Human activities have caused one of the world’s most endangered species of large whales to shrink by an average of three feet over the past 20 years — further threatening its survival, according to a new study.
Published in Current Biology, the study found that the North Atlantic right whale is experiencing long-term inter-generational damage that is manifesting as stunted growth. This is the result of being snared in fishing nets and lines set by humans to capture other species.
“If you are dragging around fishing gear you have less energy for growth, it’s a pretty clear mechanism… If I strapped a sandbag onto you and asked you to walk around a lot, you’d get skinny pretty quickly,” Joshua Stewart, a marine researcher at the National Oceanic and Atmospheric Administration in the U.S., who was involved in the study, told The Guardian, explaining how human activity impacts marine life. He adds that he saw “pictures of 10-year-old whales that are the size of two-year-old whales, which was shocking. These are really short, stunted whales.”
At present, there are about 366 North Atlantic right whales left in the world — down from 500 in 2010. Researchers are worried that the arrested growth of the whales may threaten their survival by impacting their ability to reproduce successfully — often by preventing the females of the species from getting pregnant at all due to their reduced body masses. “Over 83% now of the species has been entangled at least once in their lifetime, some as many as eight times. If it doesn’t kill them, it’s certainly going to affect their ability to reproduce,” Amy Knowlton, a senior scientist at the New England Aquarium in the U.S., who co-authored the study, said in a statement.
Related on The Swaddle:
Fishing Vessels Are Using Banned Nets in the Indian Ocean, a Greenpeace Investigation Finds
But their reproductive challenges don’t end there — even if the whales do succeed in producing offsprings, their calves are smaller and weaker, and have a lesser chance of survival. “When you’re giving birth, if you’re smaller and skinnier, then your calf is also likely to be smaller and skinnier… as a calf, you’re needing to grow really quickly in those early years, so you could have a lower chance of survival if you’re smaller,” Joshua Stewart explained.
This trend is especially alarming in the context of extinction already threatening whales.
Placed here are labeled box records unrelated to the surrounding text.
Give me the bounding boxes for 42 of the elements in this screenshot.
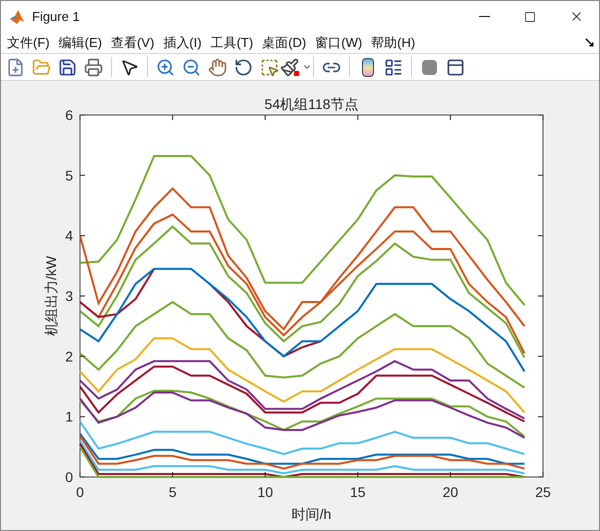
legend-icon[interactable] xyxy=(384,58,403,76)
tick-label: 1 xyxy=(65,408,73,425)
menu-item[interactable]: 插入(I) xyxy=(160,32,205,52)
menu-item[interactable]: 文件(F) xyxy=(4,32,53,52)
dock-arrow-icon[interactable] xyxy=(584,37,595,48)
zoom-out-icon[interactable] xyxy=(182,58,201,76)
menu-item[interactable]: 帮助(H) xyxy=(368,32,418,52)
menu-item[interactable]: 编辑(E) xyxy=(56,32,105,52)
colorbar-icon[interactable] xyxy=(362,58,374,76)
menu-item[interactable]: 工具(T) xyxy=(208,32,256,52)
tick-label: 3 xyxy=(65,288,73,304)
tick-label: 0 xyxy=(65,469,73,485)
tick-label: 5 xyxy=(168,484,176,500)
zoom-in-icon[interactable] xyxy=(156,58,175,76)
app-logo-icon xyxy=(9,8,25,24)
tick-label: 20 xyxy=(442,484,458,500)
menu-item[interactable]: 查看(V) xyxy=(108,32,158,52)
chart-title: 54机组118节点 xyxy=(264,96,358,112)
menu-item[interactable]: 窗口(W) xyxy=(312,32,366,52)
printer-icon[interactable] xyxy=(84,58,103,76)
tick-label: 25 xyxy=(535,484,551,500)
y-axis-label: 机组出力/kW xyxy=(43,256,59,336)
panel-icon[interactable] xyxy=(446,58,465,76)
tick-label: 10 xyxy=(257,484,273,500)
data-cursor-icon[interactable] xyxy=(260,58,279,76)
tick-label: 5 xyxy=(65,167,73,184)
rotate-icon[interactable] xyxy=(234,58,253,76)
new-file-icon[interactable] xyxy=(6,58,25,76)
x-axis-label: 时间/h xyxy=(292,506,332,522)
save-icon[interactable] xyxy=(58,58,77,76)
tick-label: 0 xyxy=(76,484,84,500)
tick-label: 2 xyxy=(65,348,73,364)
hand-icon[interactable] xyxy=(208,58,227,76)
pointer-icon[interactable] xyxy=(120,58,139,76)
tick-label: 6 xyxy=(65,107,73,123)
maximize-icon xyxy=(524,10,536,22)
brush-icon[interactable] xyxy=(280,58,312,76)
tick-label: 15 xyxy=(350,484,366,500)
window-title: Figure 1 xyxy=(32,8,80,26)
menu-item[interactable]: 桌面(D) xyxy=(259,32,310,52)
minimize-icon xyxy=(478,16,490,17)
tick-label: 4 xyxy=(65,228,73,244)
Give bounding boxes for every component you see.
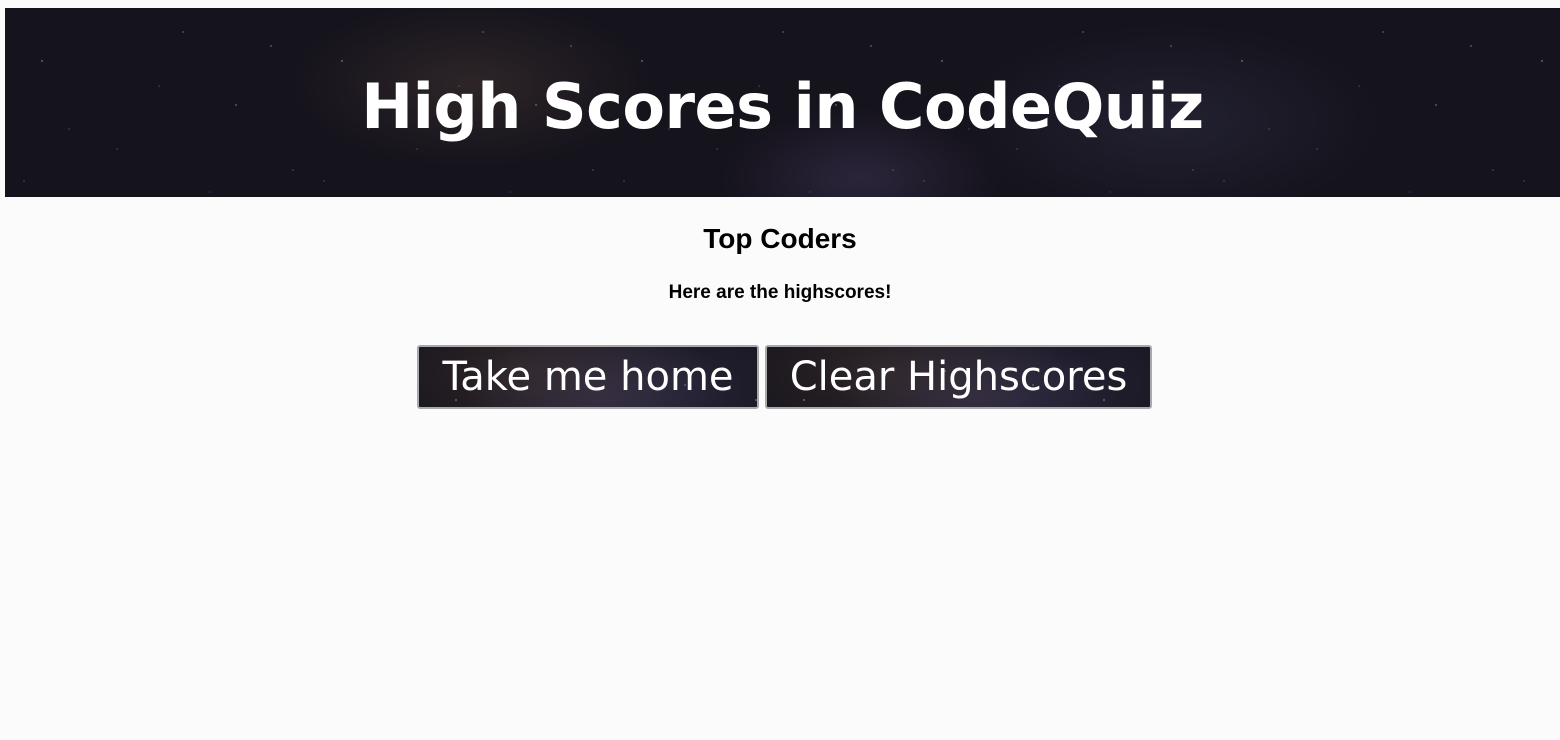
clear-highscores-button[interactable]: Clear Highscores: [765, 345, 1152, 409]
page-title: High Scores in CodeQuiz: [361, 70, 1204, 143]
header-banner: High Scores in CodeQuiz: [5, 8, 1560, 197]
take-me-home-button[interactable]: Take me home: [417, 345, 759, 409]
highscores-subheading: Here are the highscores!: [668, 282, 892, 303]
top-coders-heading: Top Coders: [703, 223, 857, 254]
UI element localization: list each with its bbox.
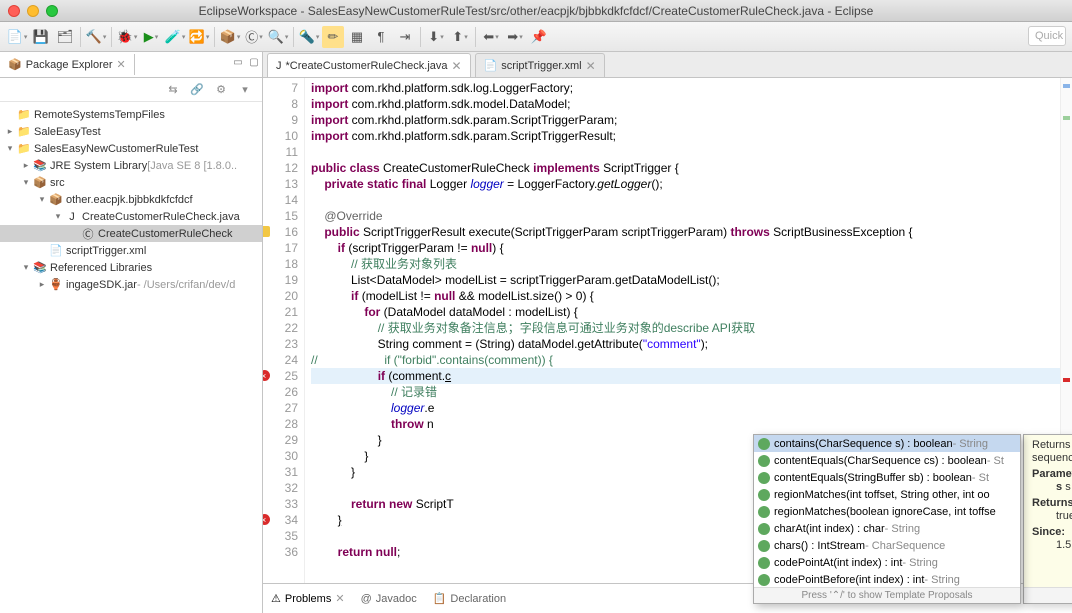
error-icon: ⚠ [271, 592, 281, 605]
tree-item[interactable]: ▾📁SalesEasyNewCustomerRuleTest [0, 140, 262, 157]
link-editor-button[interactable]: 🔗 [188, 81, 206, 99]
main-toolbar: 📄 💾 🗂 🔨 🐞 ▶ 🧪 🔁 📦 Ⓒ 🔍 🔦 ✏ ▦ ¶ ⇥ ⬇ ⬆ ⬅ ➡ … [0, 22, 1072, 52]
close-icon[interactable]: ✕ [586, 59, 596, 73]
project-tree[interactable]: 📁RemoteSystemsTempFiles▸📁SaleEasyTest▾📁S… [0, 102, 262, 613]
close-icon[interactable]: ✕ [452, 59, 462, 73]
doc-params-heading: Parameters: [1032, 468, 1072, 481]
tree-item[interactable]: 📁RemoteSystemsTempFiles [0, 106, 262, 123]
build-button[interactable]: 🔨 [85, 26, 107, 48]
tree-item[interactable]: ▸📁SaleEasyTest [0, 123, 262, 140]
content-assist-popup[interactable]: contains(CharSequence s) : boolean - Str… [753, 434, 1021, 604]
package-explorer-label: Package Explorer [26, 59, 113, 71]
completion-item[interactable]: contentEquals(CharSequence cs) : boolean… [754, 452, 1020, 469]
minimize-view-button[interactable]: ▭ [230, 57, 246, 73]
save-all-button[interactable]: 🗂 [54, 26, 76, 48]
new-class-button[interactable]: Ⓒ [243, 26, 265, 48]
editor-tabs: J*CreateCustomerRuleCheck.java✕📄scriptTr… [263, 52, 1072, 78]
doc-description: Returns true if and only if this string … [1032, 439, 1072, 465]
forward-button[interactable]: ➡ [504, 26, 526, 48]
doc-params: s s the sequence to search for [1032, 481, 1072, 494]
toggle-word-wrap-button[interactable]: ⇥ [394, 26, 416, 48]
show-whitespace-button[interactable]: ¶ [370, 26, 392, 48]
doc-since-heading: Since: [1032, 526, 1072, 539]
quick-access-input[interactable]: Quick [1028, 26, 1066, 46]
completion-item[interactable]: charAt(int index) : char - String [754, 520, 1020, 537]
tree-item[interactable]: ▸📚JRE System Library [Java SE 8 [1.8.0.. [0, 157, 262, 174]
decl-icon: 📋 [433, 592, 447, 605]
new-java-button[interactable]: 📦 [219, 26, 241, 48]
tree-item[interactable]: ▾📦other.eacpjk.bjbbkdkfcfdcf [0, 191, 262, 208]
new-button[interactable]: 📄 [6, 26, 28, 48]
next-annotation-button[interactable]: ⬇ [425, 26, 447, 48]
completion-item[interactable]: chars() : IntStream - CharSequence [754, 537, 1020, 554]
back-button[interactable]: ⬅ [480, 26, 502, 48]
completion-item[interactable]: codePointBefore(int index) : int - Strin… [754, 571, 1020, 588]
maximize-view-button[interactable]: ▢ [246, 57, 262, 73]
completion-item[interactable]: codePointAt(int index) : int - String [754, 554, 1020, 571]
search-button[interactable]: 🔦 [298, 26, 320, 48]
package-explorer-tab[interactable]: 📦 Package Explorer ✕ [0, 54, 135, 75]
open-type-button[interactable]: 🔍 [267, 26, 289, 48]
doc-since: 1.5 [1032, 539, 1072, 552]
save-button[interactable]: 💾 [30, 26, 52, 48]
close-icon[interactable]: ✕ [117, 58, 126, 71]
doc-returns: true if this string contains s, false ot… [1032, 510, 1072, 523]
tree-item[interactable]: ▾📚Referenced Libraries [0, 259, 262, 276]
debug-button[interactable]: 🐞 [116, 26, 138, 48]
javadoc-popup: Returns true if and only if this string … [1023, 434, 1072, 604]
run-last-button[interactable]: 🔁 [188, 26, 210, 48]
editor-tab[interactable]: J*CreateCustomerRuleCheck.java✕ [267, 53, 471, 77]
view-menu-button[interactable]: ▾ [236, 81, 254, 99]
tree-item[interactable]: 📄scriptTrigger.xml [0, 242, 262, 259]
completion-item[interactable]: contains(CharSequence s) : boolean - Str… [754, 435, 1020, 452]
doc-returns-heading: Returns: [1032, 497, 1072, 510]
at-icon: @ [361, 593, 372, 605]
toggle-block-button[interactable]: ▦ [346, 26, 368, 48]
declaration-tab[interactable]: 📋Declaration [425, 588, 514, 609]
pin-button[interactable]: 📌 [528, 26, 550, 48]
tree-item[interactable]: ▸🏺ingageSDK.jar - /Users/crifan/dev/d [0, 276, 262, 293]
tree-item[interactable]: ⒸCreateCustomerRuleCheck [0, 225, 262, 242]
package-explorer-view: 📦 Package Explorer ✕ ▭ ▢ ⇆ 🔗 ⚙ ▾ 📁Remote… [0, 52, 263, 613]
popup-footer: Press '⌃/' to show Template Proposals [754, 587, 1020, 603]
completion-item[interactable]: regionMatches(boolean ignoreCase, int to… [754, 503, 1020, 520]
problems-tab[interactable]: ⚠Problems ✕ [263, 588, 353, 609]
javadoc-tab[interactable]: @Javadoc [353, 589, 425, 609]
tree-item[interactable]: ▾JCreateCustomerRuleCheck.java [0, 208, 262, 225]
window-title: EclipseWorkspace - SalesEasyNewCustomerR… [0, 4, 1072, 18]
completion-item[interactable]: regionMatches(int toffset, String other,… [754, 486, 1020, 503]
run-button[interactable]: ▶ [140, 26, 162, 48]
prev-annotation-button[interactable]: ⬆ [449, 26, 471, 48]
line-gutter: 7891011121314151617181920212223242526272… [263, 78, 305, 583]
coverage-button[interactable]: 🧪 [164, 26, 186, 48]
toggle-mark-button[interactable]: ✏ [322, 26, 344, 48]
editor-tab[interactable]: 📄scriptTrigger.xml✕ [475, 53, 605, 77]
editor-area: J*CreateCustomerRuleCheck.java✕📄scriptTr… [263, 52, 1072, 613]
collapse-all-button[interactable]: ⇆ [164, 81, 182, 99]
filter-button[interactable]: ⚙ [212, 81, 230, 99]
tree-item[interactable]: ▾📦src [0, 174, 262, 191]
package-icon: 📦 [8, 58, 22, 71]
doc-footer: Press 'Tab' from proposal table or click… [1024, 587, 1072, 603]
completion-item[interactable]: contentEquals(StringBuffer sb) : boolean… [754, 469, 1020, 486]
titlebar: EclipseWorkspace - SalesEasyNewCustomerR… [0, 0, 1072, 22]
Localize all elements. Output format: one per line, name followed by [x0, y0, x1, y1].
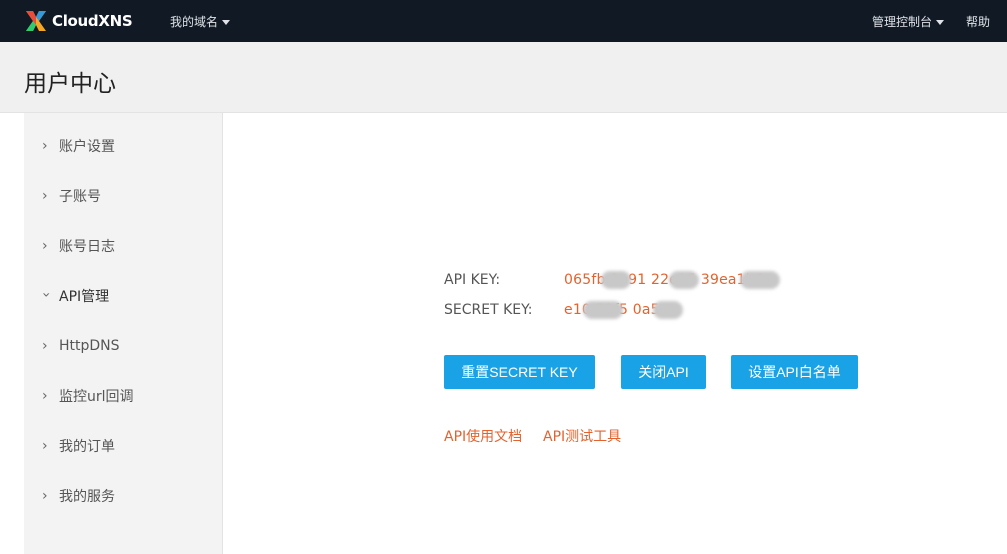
chevron-right-icon: › [42, 488, 48, 504]
chevron-right-icon: › [42, 338, 48, 354]
redaction-blur [583, 301, 623, 319]
sidebar-item-label: 我的订单 [59, 439, 115, 455]
close-api-button[interactable]: 关闭API [621, 355, 706, 389]
caret-down-icon [222, 20, 231, 25]
chevron-right-icon: › [42, 438, 48, 454]
cloudxns-logo-icon [26, 11, 46, 31]
sidebar-item-label: 我的服务 [59, 489, 115, 505]
reset-secret-key-button[interactable]: 重置SECRET KEY [444, 355, 595, 389]
sidebar-item-subaccounts[interactable]: › 子账号 [24, 181, 222, 211]
redaction-blur [653, 301, 683, 319]
chevron-down-icon: › [38, 292, 54, 298]
sidebar-item-url-callback[interactable]: › 监控url回调 [24, 381, 222, 411]
top-navbar: CloudXNS 我的域名 管理控制台 帮助 [0, 0, 1007, 42]
chevron-right-icon: › [42, 388, 48, 404]
sidebar-item-httpdns[interactable]: › HttpDNS [24, 331, 222, 361]
sidebar-item-label: 账号日志 [59, 239, 115, 255]
api-test-tool-link[interactable]: API测试工具 [543, 426, 621, 446]
brand-name: CloudXNS [52, 12, 133, 30]
api-docs-link[interactable]: API使用文档 [444, 426, 522, 446]
secret-key-label: SECRET KEY: [444, 302, 533, 318]
nav-my-domains-label: 我的域名 [170, 15, 219, 29]
page-header: 用户中心 [0, 42, 1007, 113]
main-content: API KEY: 065fb 1e91 22e15 39ea1b6 SECRET… [223, 113, 1007, 554]
redaction-blur [740, 271, 780, 289]
sidebar-item-label: 账户设置 [59, 139, 115, 155]
sidebar: › 账户设置 › 子账号 › 账号日志 › API管理 › HttpDNS › … [24, 113, 223, 554]
chevron-right-icon: › [42, 188, 48, 204]
sidebar-item-label: API管理 [59, 289, 110, 305]
sidebar-item-label: 子账号 [59, 189, 101, 205]
api-key-value: 065fb 1e91 22e15 39ea1b6 [564, 272, 764, 288]
sidebar-item-label: 监控url回调 [59, 389, 134, 405]
chevron-right-icon: › [42, 238, 48, 254]
nav-help-link[interactable]: 帮助 [966, 13, 990, 30]
sidebar-item-my-services[interactable]: › 我的服务 [24, 481, 222, 511]
brand-logo[interactable]: CloudXNS [24, 10, 133, 32]
api-key-label: API KEY: [444, 272, 501, 288]
chevron-right-icon: › [42, 138, 48, 154]
sidebar-item-label: HttpDNS [59, 338, 120, 354]
sidebar-item-account-log[interactable]: › 账号日志 [24, 231, 222, 261]
nav-console-label: 管理控制台 [872, 15, 933, 29]
api-whitelist-button[interactable]: 设置API白名单 [731, 355, 858, 389]
nav-console-dropdown[interactable]: 管理控制台 [872, 13, 945, 30]
sidebar-item-api-management[interactable]: › API管理 [24, 281, 222, 311]
redaction-blur [601, 271, 631, 289]
sidebar-item-my-orders[interactable]: › 我的订单 [24, 431, 222, 461]
page-title: 用户中心 [24, 71, 116, 97]
nav-my-domains-dropdown[interactable]: 我的域名 [170, 13, 231, 30]
sidebar-item-account-settings[interactable]: › 账户设置 [24, 131, 222, 161]
redaction-blur [669, 271, 699, 289]
caret-down-icon [936, 20, 945, 25]
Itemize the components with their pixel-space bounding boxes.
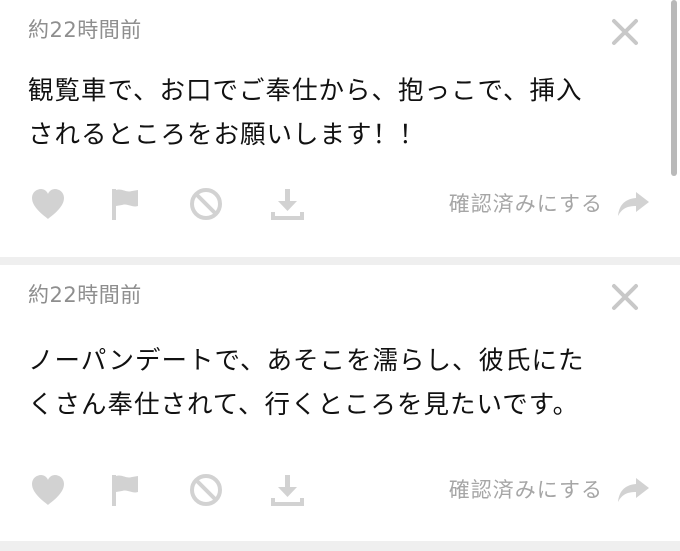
download-icon[interactable]: [267, 186, 307, 222]
scrollbar[interactable]: [671, 0, 677, 176]
notification-card: 約22時間前 観覧車で、お口でご奉仕から、抱っこで、挿入 されるところをお願いし…: [0, 0, 665, 257]
flag-icon[interactable]: [106, 186, 146, 222]
confirm-button[interactable]: 確認済みにする: [449, 474, 603, 504]
timestamp: 約22時間前: [28, 18, 142, 42]
message-line: くさん奉仕されて、行くところを見たいです。: [28, 390, 580, 420]
message-text: ノーパンデートで、あそこを濡らし、彼氏にた くさん奉仕されて、行くところを見たい…: [28, 339, 648, 427]
heart-icon[interactable]: [28, 472, 68, 508]
share-arrow-icon[interactable]: [615, 189, 651, 219]
card-divider: [0, 541, 680, 551]
ban-icon[interactable]: [186, 472, 226, 508]
flag-icon[interactable]: [106, 472, 146, 508]
timestamp: 約22時間前: [28, 283, 142, 307]
download-icon[interactable]: [267, 472, 307, 508]
close-icon[interactable]: [609, 16, 641, 48]
action-bar: 確認済みにする: [0, 468, 665, 512]
message-line: されるところをお願いします！！: [28, 120, 426, 150]
share-arrow-icon[interactable]: [615, 475, 651, 505]
confirm-button[interactable]: 確認済みにする: [449, 188, 603, 218]
action-bar: 確認済みにする: [0, 182, 665, 226]
notification-card: 約22時間前 ノーパンデートで、あそこを濡らし、彼氏にた くさん奉仕されて、行く…: [0, 265, 665, 541]
message-line: ノーパンデートで、あそこを濡らし、彼氏にた: [28, 346, 585, 376]
close-icon[interactable]: [609, 281, 641, 313]
card-divider: [0, 257, 680, 265]
ban-icon[interactable]: [186, 186, 226, 222]
message-text: 観覧車で、お口でご奉仕から、抱っこで、挿入 されるところをお願いします！！: [28, 69, 648, 157]
heart-icon[interactable]: [28, 186, 68, 222]
message-line: 観覧車で、お口でご奉仕から、抱っこで、挿入: [28, 76, 583, 106]
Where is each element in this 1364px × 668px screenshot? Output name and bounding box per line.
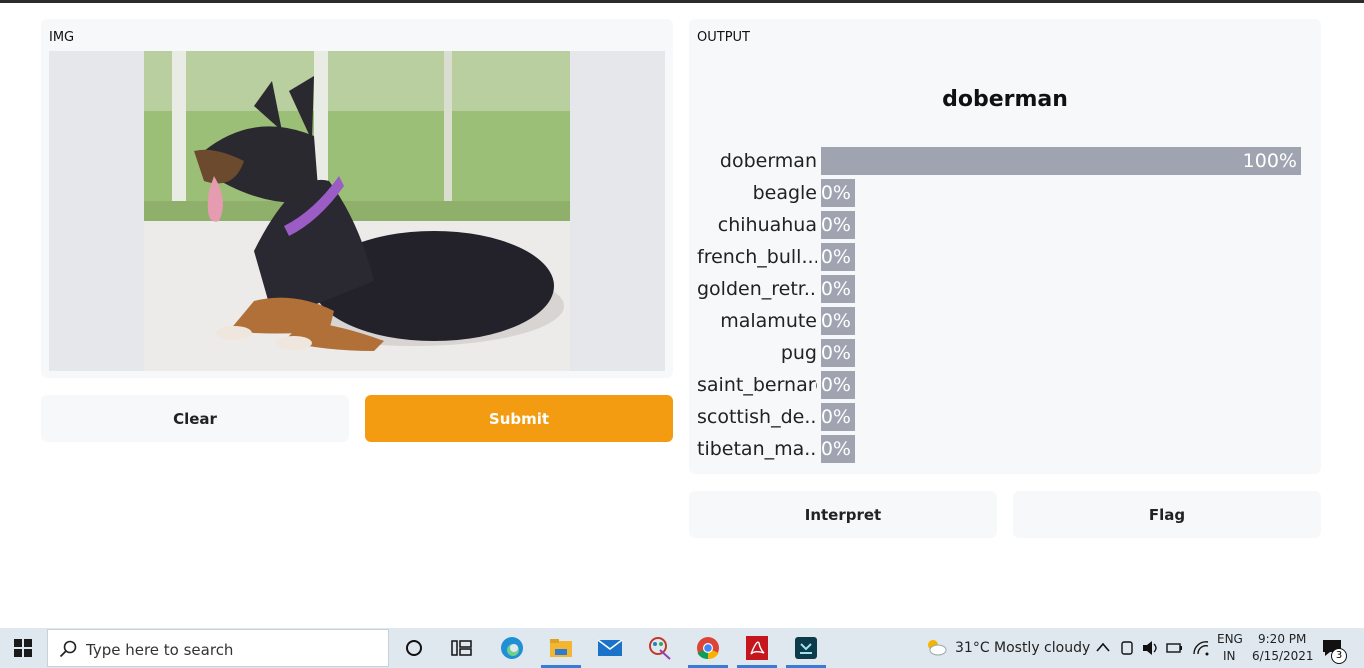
prediction-bar: 0% xyxy=(821,403,855,431)
prediction-bar: 0% xyxy=(821,435,855,463)
prediction-percent: 100% xyxy=(1242,150,1297,172)
volume-icon[interactable] xyxy=(1142,640,1160,656)
prediction-percent: 0% xyxy=(820,310,851,332)
prediction-label: tibetan_ma... xyxy=(697,438,817,460)
submit-button[interactable]: Submit xyxy=(365,395,673,442)
prediction-percent: 0% xyxy=(820,342,851,364)
acrobat-icon[interactable] xyxy=(733,628,781,668)
windows-start-icon[interactable] xyxy=(0,628,46,668)
prediction-row: tibetan_ma... 0% xyxy=(689,435,1321,463)
prediction-row: french_bull... 0% xyxy=(689,243,1321,271)
image-upload-area[interactable] xyxy=(49,51,665,371)
mail-icon[interactable] xyxy=(586,628,634,668)
prediction-label: golden_retr... xyxy=(697,278,817,300)
image-input-panel: IMG xyxy=(41,19,673,378)
notification-count-badge: 3 xyxy=(1331,648,1347,664)
search-placeholder: Type here to search xyxy=(86,641,234,659)
prediction-bar: 0% xyxy=(821,307,855,335)
weather-description[interactable]: Mostly cloudy xyxy=(994,640,1090,656)
prediction-percent: 0% xyxy=(820,214,851,236)
prediction-label: doberman xyxy=(719,150,817,172)
prediction-label: malamute xyxy=(720,310,817,332)
paint-icon[interactable] xyxy=(635,628,683,668)
prediction-label: french_bull... xyxy=(697,246,817,268)
prediction-percent: 0% xyxy=(820,278,851,300)
file-explorer-icon[interactable] xyxy=(537,628,585,668)
search-icon xyxy=(59,640,77,658)
interpret-button[interactable]: Interpret xyxy=(689,491,997,538)
prediction-percent: 0% xyxy=(820,246,851,268)
prediction-row: malamute 0% xyxy=(689,307,1321,335)
meet-now-icon[interactable] xyxy=(1120,640,1134,656)
uploaded-dog-image xyxy=(144,51,570,371)
prediction-label: chihuahua xyxy=(717,214,817,236)
prediction-label: pug xyxy=(780,342,817,364)
prediction-row: beagle 0% xyxy=(689,179,1321,207)
chevron-up-icon[interactable] xyxy=(1096,641,1110,653)
prediction-percent: 0% xyxy=(820,374,851,396)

An open letter by more than 350 scientists from 40 countries notes this extinction can possibly happen “within our lifetimes.”
Nets and fishing equipment, which are believed to be responsible for the stunted growth of whales, were already considered the biggest threat to aquatic mammals since they kill roughly 300,000 whales, dolphins, and porpoises every year by “accidentally” capturing them.
“This isn’t about ‘short’ right whales, it’s about a physical manifestation of a physiological problem, it’s the chest pain before the heart attack,” Regina Asmutis-Silvia, executive director of the Whale and Dolphin Conservation North America, who wasn’t part of the study, told the press. The “heart attack,” here, refers to the potential extinction of the species due to human activities.
“Ignoring it only leads to an inevitable tragedy, while recognizing and treating it can literally save a life, or in this case, an entire species,” she warned.